«Quando ho deciso di candidarmi, ho messo in conto che la mia vita sarebbe stata scannerizzata». Stefano Boeri, architetto e urbanista nonché aspirante sindaco di Milano, prende con filosofia l’articolo di ieri del Giornale che riporta alla luce un brandello del suo passato: il suo ruolo nell’aggressione al neofascista Antonio Braggion nell’aprile 1975,culminata nella reazione a revolverate di Braggion e nella morte del giovane 17enne Claudio Varalli, militante del Movimento studentesco e amico di Boeri. Processato insieme a alcuni suoi compagni per lesioni aggravate, danneggiamenti e porto abusivo di armi improprie, Boeri se la cavò con l’amnistia. «Non intendo ripudiare il mio passato e sono fiero di tutto quello che ho fatto», ha appena finito di dire Boeri. Ma si riferisce alla sua vita più recente, al suo ruolo di professionista affermato, al pragmatismo che l’ha portato nel mirino di alcune «anime belle» della sinistra che lo hanno accusato di essere un «cementificatore». Quando invece si riporta ancora più indietro l’orologio, e si va alla fine degli anni Settanta, alla asprezza dello scontro tra opposti estremismi che insanguinava Milano, Boeri si mostra meno orgoglioso. Si appella ai suoi diciott’anni, e alle colpe dei «capi» che mandavano i ragazzi allo sbaraglio. Compreso quel maledetto mercoledì di aprile.

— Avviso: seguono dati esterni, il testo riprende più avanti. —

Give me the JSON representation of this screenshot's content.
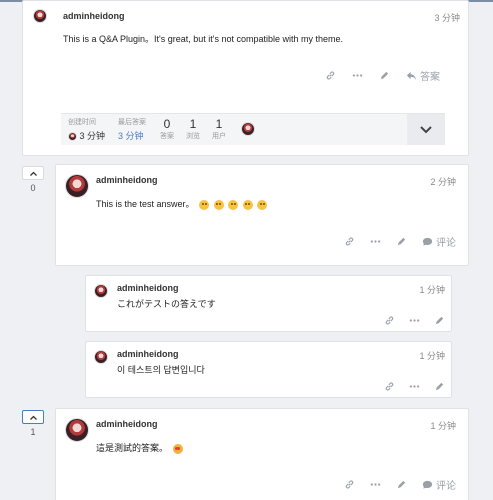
{
  "question": {
    "username": "adminheidong",
    "time": "3 分钟",
    "body": "This is a Q&A Plugin。It's great, but it's not compatible with my theme.",
    "answer_label": "答案",
    "meta": {
      "created_label": "创建时间",
      "created_value": "3 分钟",
      "last_answer_label": "最后答案",
      "last_answer_value": "3 分钟",
      "answers_count": "0",
      "answers_label": "答案",
      "views_count": "1",
      "views_label": "浏览",
      "users_count": "1",
      "users_label": "用户"
    }
  },
  "answers": [
    {
      "vote_count": "0",
      "username": "adminheidong",
      "time": "2 分钟",
      "body": "This is the test answer。",
      "comment_label": "评论"
    },
    {
      "vote_count": "1",
      "username": "adminheidong",
      "time": "1 分钟",
      "body": "這是測試的答案。",
      "comment_label": "评论"
    }
  ],
  "comments": [
    {
      "username": "adminheidong",
      "time": "1 分钟",
      "body": "これがテストの答えです"
    },
    {
      "username": "adminheidong",
      "time": "1 分钟",
      "body": "이 테스트의 답변입니다"
    }
  ],
  "colors": {
    "accent": "#4a7cc6",
    "muted": "#9aa0a6",
    "background": "#eef0f3"
  },
  "icons": [
    "link-icon",
    "more-icon",
    "edit-icon",
    "reply-icon",
    "chevron-down-icon",
    "chevron-up-icon",
    "comment-icon",
    "smile-emoji-icon",
    "love-emoji-icon"
  ]
}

«A leggere il Giornale - dice Boeri - sembrerebbe che io in quegli anni facessi lo sprangatore. Se ben ricordo, in realtà, le ho soprattutto prese. A spedirmi in ospedale furono quelli di Autonomia Operaia». Tutto qui? Poi, però, il candidato sindaco accetta di entrare nei dettagli, di quegli anni e di quel giorno. «A diciott’anni io ero nel Movimento studentesco. Erano anni di passioni, di turbolenze, tragici, drammatici. Non sempre chi ci guidava ebbe l’equilibrio giusto. Ci sono stati molti giovani che hanno perso la strada, che hanno perso delle occasioni. E purtroppo ci sono stati anche giovani che hanno perso la vita. C’erano incontri violenti con gli esponenti del neofascismo. La morte di Varalli mi ha fatto capire la follia di quanto accadeva. Ma voglio ricordare che c’era chi, come il Movimento studentesco, a quegli scontri si preparava con sassi e bastoni. E chi, come Braggion, si preparava con la pistola».

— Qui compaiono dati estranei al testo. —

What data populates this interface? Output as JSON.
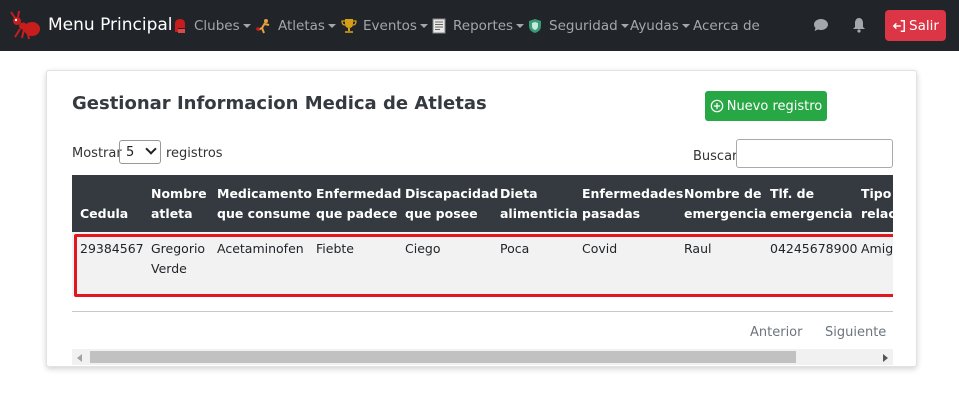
{
  "navbar": {
    "brand": "Menu Principal",
    "menu": [
      {
        "label": "Clubes",
        "icon": "boxing-glove-icon",
        "has_dropdown": true
      },
      {
        "label": "Atletas",
        "icon": "boxer-icon",
        "has_dropdown": true
      },
      {
        "label": "Eventos",
        "icon": "trophy-icon",
        "has_dropdown": true
      },
      {
        "label": "Reportes",
        "icon": "report-icon",
        "has_dropdown": true
      },
      {
        "label": "Seguridad",
        "icon": "shield-icon",
        "has_dropdown": true
      },
      {
        "label": "Ayudas",
        "icon": "",
        "has_dropdown": true
      },
      {
        "label": "Acerca de",
        "icon": "",
        "has_dropdown": false
      }
    ],
    "right_icons": [
      "chat-icon",
      "bell-icon"
    ],
    "logout_label": "Salir"
  },
  "card": {
    "title": "Gestionar Informacion Medica de Atletas",
    "new_button": "Nuevo registro",
    "length": {
      "before": "Mostrar",
      "value": "5",
      "after": "registros"
    },
    "search_label": "Buscar:",
    "search_value": ""
  },
  "table": {
    "columns": [
      [
        "Cedula"
      ],
      [
        "Nombre",
        "atleta"
      ],
      [
        "Medicamento",
        "que consume"
      ],
      [
        "Enfermedad",
        "que padece"
      ],
      [
        "Discapacidad",
        "que posee"
      ],
      [
        "Dieta",
        "alimenticia"
      ],
      [
        "Enfermedades",
        "pasadas"
      ],
      [
        "Nombre de",
        "emergencia"
      ],
      [
        "Tlf. de",
        "emergencia"
      ],
      [
        "Tipo de",
        "relación"
      ]
    ],
    "rows": [
      [
        [
          "29384567"
        ],
        [
          "Gregorio",
          "Verde"
        ],
        [
          "Acetaminofen"
        ],
        [
          "Fiebte"
        ],
        [
          "Ciego"
        ],
        [
          "Poca"
        ],
        [
          "Covid"
        ],
        [
          "Raul"
        ],
        [
          "04245678900"
        ],
        [
          "Amigo"
        ]
      ]
    ]
  },
  "pagination": {
    "previous": "Anterior",
    "next": "Siguiente"
  },
  "colors": {
    "navbar": "#212529",
    "logout": "#dc3545",
    "new": "#28a745",
    "table_head": "#343a40",
    "highlight": "#e2161e"
  }
}
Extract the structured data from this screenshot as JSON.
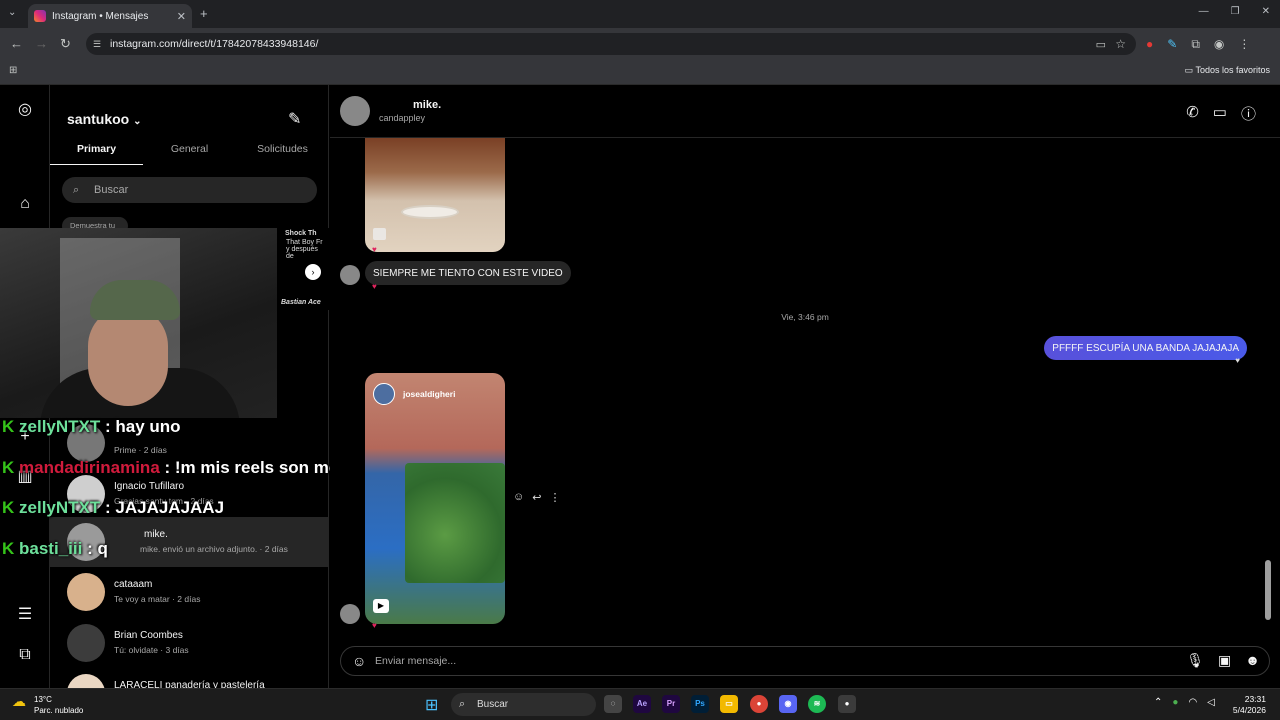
{
  "browser": {
    "tab_title": "Instagram • Mensajes",
    "url": "instagram.com/direct/t/17842078433948146/",
    "bookmarks_folder": "Todos los favoritos"
  },
  "inbox": {
    "username": "santukoo",
    "tabs": [
      "Primary",
      "General",
      "Solicitudes"
    ],
    "search_placeholder": "Buscar",
    "note_text": "Demuestra tu",
    "conversations": [
      {
        "name": "",
        "preview": "Prime · 2 días"
      },
      {
        "name": "Ignacio Tufillaro",
        "preview": "Gracias santu tqm · 2 días"
      },
      {
        "name": "mike.",
        "preview": "mike. envió un archivo adjunto. · 2 días"
      },
      {
        "name": "cataaam",
        "preview": "Te voy a matar · 2 días"
      },
      {
        "name": "Brian Coombes",
        "preview": "Tú: olvidate · 3 días"
      },
      {
        "name": "LARACELI panadería y pastelería",
        "preview": ""
      }
    ]
  },
  "overlay": {
    "ad_title": "Shock Th",
    "ad_line1": "That Boy Fr",
    "ad_line2": "y después de",
    "ad_brand": "Bastian Ace",
    "chat": [
      {
        "badge": "K",
        "user": "zellyNTXT",
        "text": ": hay uno"
      },
      {
        "badge": "K",
        "user": "mandadirinamina",
        "text": ": !m mis reels son mejores"
      },
      {
        "badge": "K",
        "user": "zellyNTXT",
        "text": ": JAJAJAJAAJ"
      },
      {
        "badge": "K",
        "user": "basti_iii",
        "text": ": q"
      }
    ]
  },
  "thread": {
    "contact_name": "mike.",
    "contact_handle": "candappley",
    "incoming_message": "SIEMPRE ME TIENTO CON ESTE VIDEO",
    "timestamp": "Vie, 3:46 pm",
    "outgoing_message": "PFFFF ESCUPÍA UNA BANDA JAJAJAJA",
    "reel_author": "josealdigheri",
    "composer_placeholder": "Enviar mensaje..."
  },
  "taskbar": {
    "temperature": "13°C",
    "weather": "Parc. nublado",
    "search_label": "Buscar",
    "time": "23:31",
    "date": "5/4/2026"
  }
}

Sarà, architetto Boeri. Ma a leggere le carte del processo, quel giorno in piazza Cavour non ci fu uno scontro tra fazioni opposte. Ci fu una aggressione a sangue freddo da parte vostra nei confronti di un paio di avversari politici.
«Il processo dice questo, in effetti. E sostanzialmente è vero, le cose andarono così. Vorrei solo precisare che non è che stessimo andando a caccia di neofascisti: tornavamo da una manifestazione quando in piazza Cavour incontrammo quel gruppetto che, se mi ricordo bene, stava volantinando. E la decisione dei nostri capi fu quella di andare all’attacco. Nella tragedia, una decisione quasi ridicola nella sua insensatezza, perché noi avevamo i bastoni, e dall’altra parte c’era una pistola».
Boeri non lo dice, ma nelle carte del processo c’è anche il nome del «capo» che guidava il gruppo dell’ultrasinistra, e che diverrà poi un dirigente del Psi milanese. Ma bastano le colpe dei capi, a spiegare le tragedie di quegli anni?
«La morte di Varalli mi fece capire la follia totale di quello che accadeva.